AA shares motor ahead despite dent in profits
MOTORING group AA yesterday revealed a large dent in its profits from finance costs related to its stock market listing in June.
While revenue rose in the half year to the end of July, profits before tax fell to £10.2m, well down from the £121.2m a year earlier.
The company said exceptional costs were £39.4m, up from £10.2m in 2013, and financing costs increased to £138.6m from £47.1m.
Executive chairman Bob Mackenzie said the company’s maiden first-half results reflected only a few weeks of operations under new ownership and forecast full-year profit in line with market expectations.
“In terms of the future, our task is to better capitalise on the strength of the AA brand; make the right investments to enhance our service to members and customers, and reduce the leverage of the business,” said Mackenzie.

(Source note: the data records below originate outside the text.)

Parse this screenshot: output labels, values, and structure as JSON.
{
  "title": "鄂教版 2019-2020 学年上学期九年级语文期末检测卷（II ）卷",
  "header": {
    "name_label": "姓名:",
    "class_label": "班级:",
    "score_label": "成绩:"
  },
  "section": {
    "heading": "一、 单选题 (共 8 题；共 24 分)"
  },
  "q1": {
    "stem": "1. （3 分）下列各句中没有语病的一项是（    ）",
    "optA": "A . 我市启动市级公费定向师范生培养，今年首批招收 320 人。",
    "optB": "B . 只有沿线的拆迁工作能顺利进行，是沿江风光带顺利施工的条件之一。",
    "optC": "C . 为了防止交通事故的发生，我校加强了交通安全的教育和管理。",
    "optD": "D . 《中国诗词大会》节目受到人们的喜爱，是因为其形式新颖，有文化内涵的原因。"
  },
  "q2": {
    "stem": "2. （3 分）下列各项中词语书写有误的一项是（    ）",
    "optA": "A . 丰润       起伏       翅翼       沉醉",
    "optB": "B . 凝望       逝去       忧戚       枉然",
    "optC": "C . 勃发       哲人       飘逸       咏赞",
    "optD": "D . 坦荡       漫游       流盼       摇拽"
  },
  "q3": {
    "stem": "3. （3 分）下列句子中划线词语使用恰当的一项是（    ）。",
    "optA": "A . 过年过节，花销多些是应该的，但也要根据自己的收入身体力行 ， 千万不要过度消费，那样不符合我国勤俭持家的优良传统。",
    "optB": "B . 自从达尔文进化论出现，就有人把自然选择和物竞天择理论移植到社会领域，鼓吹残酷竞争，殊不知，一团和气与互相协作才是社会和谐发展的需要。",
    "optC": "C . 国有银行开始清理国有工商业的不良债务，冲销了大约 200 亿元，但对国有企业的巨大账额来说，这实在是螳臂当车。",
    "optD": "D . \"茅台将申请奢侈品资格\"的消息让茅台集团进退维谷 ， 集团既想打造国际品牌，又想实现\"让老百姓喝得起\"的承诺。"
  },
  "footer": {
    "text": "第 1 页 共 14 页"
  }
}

He said the AA had a long-term growth plan based on updating its IT systems. The company also wants to use existing data to improve its insurance arm, which has seen a reduction in customers in recent years.
Investors appeared to agree with the management strategy, with shares rising 4.02 per cent to 303.75p.
Broker Cenkos gave the company, best known for its roadside recovery service, a “buy” rating, saying: “Given that these results were mainly from the ‘Old AA’ – the new management had only had the keys for about a month – it’s the outlook that matters. Reassuringly, management is intent on refining and strengthening the AA formula – of solid revenue bases built on the highest quality customer proposition.”